I then bought the scientific calculator which was again in kit form. It used “reverse polish logic”, supposedly the same as Hewlett Packard but actually the Sinclair version was not as user friendly. As I recall the Calculator was not much use, not that accurate and difficult to use.
 
It used “reverse polish logic”, supposedly the same as Hewlett Packard but actually the Sinclair version was not as user friendly. As I recall the Calculator was not much use, not that accurate and difficult to use.
It is RPN - Reverse Polish NOTATION - and my recollection is quite different. I remember it being a great boon in solving triangles - saved many hours of pouring over trig tables!
 
It is RPN - Reverse Polish NOTATION - and my recollection is quite different. I remember it being a great boon in solving triangles - saved many hours of pouring over trig tables!
It is a long time ago but I was using it to calculate co-ordinates, so basically triangles. We had main frame computers for the main number crunching but needed “hand“ calculations as well. We had a Hewlett Packard programmable calculator in the office but it was heavily used and often a wait to use it. Accuracy needed was ideally a mm in say 300 metres. My recollection is that the Sinclair calculator was not sufficiently accurate, hence I did not use it very much.

We later had some desk top computers, possibly apricot? They initially had the same problem of accuracy but the computer section did something to them to improve accuracy and then they were ok.

I think it is down to what you are comparing it to, or requiring it to do.
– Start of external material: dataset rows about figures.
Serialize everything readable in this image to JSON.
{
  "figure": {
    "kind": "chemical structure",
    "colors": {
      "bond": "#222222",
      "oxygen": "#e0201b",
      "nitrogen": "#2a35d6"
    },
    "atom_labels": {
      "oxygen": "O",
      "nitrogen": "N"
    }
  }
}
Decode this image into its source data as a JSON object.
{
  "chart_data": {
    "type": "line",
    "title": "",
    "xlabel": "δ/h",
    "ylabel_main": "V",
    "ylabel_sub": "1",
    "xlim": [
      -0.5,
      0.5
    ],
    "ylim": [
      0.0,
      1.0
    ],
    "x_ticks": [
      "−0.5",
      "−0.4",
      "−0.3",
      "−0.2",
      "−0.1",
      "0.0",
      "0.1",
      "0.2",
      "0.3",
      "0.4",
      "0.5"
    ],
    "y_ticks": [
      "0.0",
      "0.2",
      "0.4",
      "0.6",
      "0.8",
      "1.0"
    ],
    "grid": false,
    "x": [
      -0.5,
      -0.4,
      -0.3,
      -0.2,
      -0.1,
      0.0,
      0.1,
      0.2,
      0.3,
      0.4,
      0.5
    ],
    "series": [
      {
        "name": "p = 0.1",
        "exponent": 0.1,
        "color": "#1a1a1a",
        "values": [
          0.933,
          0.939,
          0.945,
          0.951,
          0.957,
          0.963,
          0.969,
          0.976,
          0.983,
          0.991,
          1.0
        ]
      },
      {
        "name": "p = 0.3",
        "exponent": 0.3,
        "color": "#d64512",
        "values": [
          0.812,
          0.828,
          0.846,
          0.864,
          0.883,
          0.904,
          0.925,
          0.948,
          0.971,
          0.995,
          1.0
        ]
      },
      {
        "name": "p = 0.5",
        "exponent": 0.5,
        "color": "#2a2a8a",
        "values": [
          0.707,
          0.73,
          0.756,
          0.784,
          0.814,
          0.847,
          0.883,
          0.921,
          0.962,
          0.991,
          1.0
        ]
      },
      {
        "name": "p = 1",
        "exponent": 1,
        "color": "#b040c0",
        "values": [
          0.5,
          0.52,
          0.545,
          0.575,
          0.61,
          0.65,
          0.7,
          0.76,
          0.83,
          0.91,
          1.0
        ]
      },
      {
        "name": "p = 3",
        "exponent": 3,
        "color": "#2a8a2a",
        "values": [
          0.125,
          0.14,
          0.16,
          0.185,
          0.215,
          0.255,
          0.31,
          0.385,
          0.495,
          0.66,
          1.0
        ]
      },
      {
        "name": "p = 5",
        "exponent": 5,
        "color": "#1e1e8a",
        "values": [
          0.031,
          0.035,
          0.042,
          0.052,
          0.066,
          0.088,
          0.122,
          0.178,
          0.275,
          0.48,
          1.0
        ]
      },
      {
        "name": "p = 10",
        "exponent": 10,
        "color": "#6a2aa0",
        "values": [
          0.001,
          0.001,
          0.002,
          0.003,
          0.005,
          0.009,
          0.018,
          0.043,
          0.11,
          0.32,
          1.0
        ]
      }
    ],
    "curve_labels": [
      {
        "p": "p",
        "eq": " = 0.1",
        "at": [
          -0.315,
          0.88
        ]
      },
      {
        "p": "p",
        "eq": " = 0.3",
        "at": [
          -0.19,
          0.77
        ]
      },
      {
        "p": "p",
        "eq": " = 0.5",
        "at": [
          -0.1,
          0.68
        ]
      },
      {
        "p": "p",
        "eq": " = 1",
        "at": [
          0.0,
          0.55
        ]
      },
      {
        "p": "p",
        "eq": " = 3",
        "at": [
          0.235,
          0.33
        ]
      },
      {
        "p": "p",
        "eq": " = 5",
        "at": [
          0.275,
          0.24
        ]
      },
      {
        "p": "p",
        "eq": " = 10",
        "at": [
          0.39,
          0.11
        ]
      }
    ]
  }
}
It was the Casio fx81 which came out in about 1980 that ticked all the boxes for me. I had one for years until the on off switch became unrepairable.
 
Accuracy needed was ideally a mm in say 300 metres
That is asking for 6 significant figures - so you are/were not comparing like-for-like.

The Sinclair had only a 4 figure mantissa so the best you would ever get would be 5 figures (It did hold another digit in memory so the last one displayed would be accurate). The HP-35 had 10 significant figures but of course cost nearly 3½ times as much.

My needs at that time were household & model-making so seldom greater than 2m.

It's interesting to realize today's cost equivalents --- Sinclair £566 - HP-35 £1905
 
That is asking for 6 significant figures - so you are/were not comparing like-for-like.
I did say “ideally”. In many case less significant figures would have been ok. I would have looked at the number of significant figures before purchase and looking at a video it appears to be five displayed figures (plus exponent) which would have been been fine, if they were accurate. It is far too long ago for me to remember the details but I never used it for calculations at work because of the accuracy. Wikipedia says “Significant modifications to the algorithms used meant that a chipset intended for a four-function calculator was able to process scientific functions, but at the cost of reduced speed and accuracy. Compared to contemporary scientific calculators, some functions were slow to execute, and others had limited accuracy or gave the wrong answer

Looking on the internet I have found a 1975 advert giving a kit price of £9.95 which is probably what I paid. About £85 in today’s money. Perhaps we are looking at different Sinclair scientific calculators if yours was £556 in today’s money.